Step-by-Step Method for Website Parsing in PHP
On large websites, it is a common situation when on the main page we parse links to category pages, and on the category pages we then parse links to the target pages. Parsing such websites is carried out in several stages. Let's see how it is done.

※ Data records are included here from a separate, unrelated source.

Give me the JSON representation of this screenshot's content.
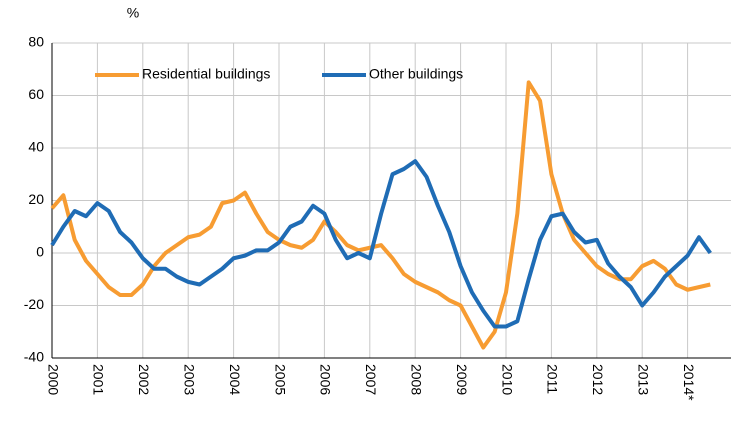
{
  "chart_data": {
    "type": "line",
    "y_label": "%",
    "x": [
      2000,
      2000.25,
      2000.5,
      2000.75,
      2001,
      2001.25,
      2001.5,
      2001.75,
      2002,
      2002.25,
      2002.5,
      2002.75,
      2003,
      2003.25,
      2003.5,
      2003.75,
      2004,
      2004.25,
      2004.5,
      2004.75,
      2005,
      2005.25,
      2005.5,
      2005.75,
      2006,
      2006.25,
      2006.5,
      2006.75,
      2007,
      2007.25,
      2007.5,
      2007.75,
      2008,
      2008.25,
      2008.5,
      2008.75,
      2009,
      2009.25,
      2009.5,
      2009.75,
      2010,
      2010.25,
      2010.5,
      2010.75,
      2011,
      2011.25,
      2011.5,
      2011.75,
      2012,
      2012.25,
      2012.5,
      2012.75,
      2013,
      2013.25,
      2013.5,
      2013.75,
      2014,
      2014.25,
      2014.5
    ],
    "series": [
      {
        "name": "Residential buildings",
        "color": "#f79c32",
        "values": [
          17,
          22,
          5,
          -3,
          -8,
          -13,
          -16,
          -16,
          -12,
          -5,
          0,
          3,
          6,
          7,
          10,
          19,
          20,
          23,
          15,
          8,
          5,
          3,
          2,
          5,
          12,
          8,
          3,
          1,
          2,
          3,
          -2,
          -8,
          -11,
          -13,
          -15,
          -18,
          -20,
          -28,
          -36,
          -30,
          -15,
          15,
          65,
          58,
          30,
          15,
          5,
          0,
          -5,
          -8,
          -10,
          -10,
          -5,
          -3,
          -6,
          -12,
          -14,
          -13,
          -12
        ]
      },
      {
        "name": "Other buildings",
        "color": "#1f6cb5",
        "values": [
          3,
          10,
          16,
          14,
          19,
          16,
          8,
          4,
          -2,
          -6,
          -6,
          -9,
          -11,
          -12,
          -9,
          -6,
          -2,
          -1,
          1,
          1,
          4,
          10,
          12,
          18,
          15,
          5,
          -2,
          0,
          -2,
          15,
          30,
          32,
          35,
          29,
          18,
          8,
          -5,
          -15,
          -22,
          -28,
          -28,
          -26,
          -10,
          5,
          14,
          15,
          8,
          4,
          5,
          -4,
          -9,
          -13,
          -20,
          -15,
          -9,
          -5,
          -1,
          6,
          0
        ]
      }
    ],
    "xlim": [
      2000,
      2015
    ],
    "xticks": [
      2000,
      2001,
      2002,
      2003,
      2004,
      2005,
      2006,
      2007,
      2008,
      2009,
      2010,
      2011,
      2012,
      2013,
      {
        "value": 2014,
        "label": "2014*"
      }
    ],
    "ylim": [
      -40,
      80
    ],
    "yticks": [
      -40,
      -20,
      0,
      20,
      40,
      60,
      80
    ],
    "grid": true,
    "legend": "top"
  }
}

Suppose on the main page we have links to category pages:
<nav>
<a href="http://targ.loc/1/">1</a>
<a href="http://targ.loc/2/">2</a>
<a href="http://targ.loc/3/">3</a>
</nav>
Suppose on each category page there are links to article pages, the texts of which we want to parse:
<nav>
<a href="http://targ.loc/1/1.html">1</a>
<a href="http://targ.loc/1/2.html">2</a>
<a href="http://targ.loc/1/3.html">3</a>
</nav>
Let's perform multi-stage parsing:
<?php
$href0 = 'http://targ.loc/';
$text0 = getPage($href0);
$hrefs1 = getHrefs($text0);
foreach ($hrefs1 as $href1) {
$text1 = getPage($href1);
$hrefs2 = getHrefs($text1);
foreach ($hrefs2 as $href2) {
$text2 = getPage($href2);
var_dump($text2);
}
}
?>
Download the website from the link targ1.zip
and deploy it locally. Write a parser
that will parse all the final pages
and get the content of the tags title
and main
.
Modify the previous task so that the titles and texts of the pages are saved to the database.